Daniel Lemire's blog

, 3 min read

We need more than spam filters: we need bona fide assistants!

I don’t know how other professionals behave, but if you email a researcher at 11pm or even 2am, there is a good chance he will get back to you within two minutes. Many of them are workaholic, at least as far as email goes.

According to my Google activity report, not counting spam, I receive 5000 emails a month and I send back about 1000 emails.

To preserve my mental health, I have decided to set some time aside every day for my family and for relaxing. I play video games, I read novels, and I watch TV shows (on a tablet). For this unwinding to happen, I need to avoid email in the evening. Otherwise, the work never ends.

The net result is that I have accumulated emails in the morning. So the first thing I do at 9pm is reading my emails. As I write this blog post, it is 10am and I am still grinding through emails that were sent last night. As I process these emails, more tend to appear.

The net result is that I often finish reading my morning emails at noon. The time I spend on email tends to increase, year after year.

It is not as bad as it sounds: most of my work involves writing emails anyhow. For example, much of my research is coordinated through email. Also, the emails I spend time on are truly important. They come from students, research collaborators and key colleagues.

Nevertheless, I often feel guilty. After all, giant scholars often avoid email altogether. Maybe I would produce brilliant work if only I did not spend so much time with my email.

To cope, I try to process emails in batch. That is, if you email me, you can expect long delays before I answer. It can take a day or a week. This seems to violate some social convention as I routinely find that people decide that I have ignored them because I haven’t gotten back to them immediately. But if I did try to get back to everyone at once, I would morph into some kind of email robot. I would never got to write code or research papers anymore.

This being said, as the amount of interesting emails I receive keep on increasing, and people’s expectation increase, I worry. It seems that there is intense pressure to get back to more people faster. I might soon have to declare email bankruptcy.
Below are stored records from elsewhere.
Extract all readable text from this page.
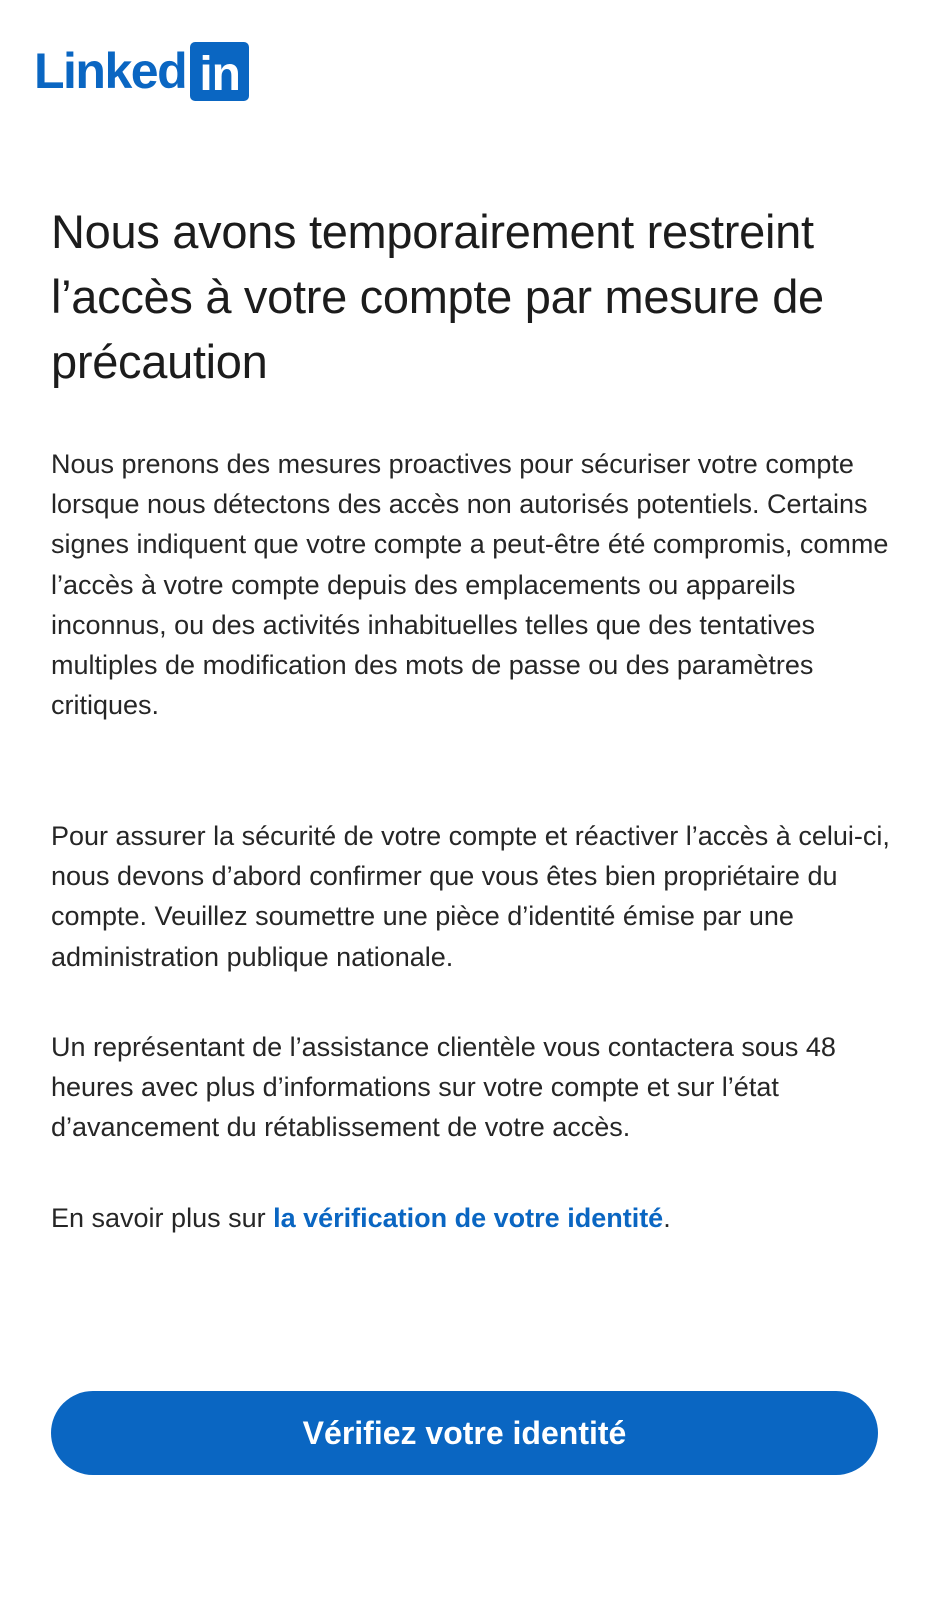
Linked in
Nous avons temporairement restreint l’accès à votre compte par mesure de précaution

Nous prenons des mesures proactives pour sécuriser votre compte lorsque nous détectons des accès non autorisés potentiels. Certains signes indiquent que votre compte a peut-être été compromis, comme l’accès à votre compte depuis des emplacements ou appareils inconnus, ou des activités inhabituelles telles que des tentatives multiples de modification des mots de passe ou des paramètres critiques.

Pour assurer la sécurité de votre compte et réactiver l’accès à celui-ci, nous devons d’abord confirmer que vous êtes bien propriétaire du compte. Veuillez soumettre une pièce d’identité émise par une administration publique nationale.

Un représentant de l’assistance clientèle vous contactera sous 48 heures avec plus d’informations sur votre compte et sur l’état d’avancement du rétablissement de votre accès.

En savoir plus sur la vérification de votre identité.

Vérifiez votre identité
I will simply receive too many worthy emails for me to process it all.

Yes, we have fantastic spam filters. And these help a lot. And my email client (GMail) tries its best to identify the most relevant emails and put them in a priority inbox.

However, it is quite clear that we are going to need even more help. CEOs and important folks have human assistants to sort through their mail and answer common queries. Yet I am not an important person, I am just a regular Joe. Still, I too need assistants. The answer seems obvious: we need clever AIs that can process the bulk of our email.

How could this work? Let me run through some examples…

  • A lot of my students email the same queries. Very often, they are asking for more time to complete their assignments. I tend to grant these requests. A software assistant could recognize this pattern and help me process these emails with less effort.
  • When I work with a student or a collaborator on a research project, we send a lot emails back and forth. I find that we routinely “forget” about past discussions and turn in circles. Moreover, it is hard to track ongoing tasks. Who is doing what and when? If I want to cleanly archive discussion, I need to do it manually. I get no help in organizing the discussions from my email client. If I want to be reminded of a deadline, or of the need to follow-up on what a student is doing, I need to set reminders myself. Overall, email discussions are much more effort than they could be.

It seems clear that there is a huge need for more email-related AI. These problems are absurdly difficult given the current state of our knowledge, but I am depressed at how little effort seems to be put on these important practical problems.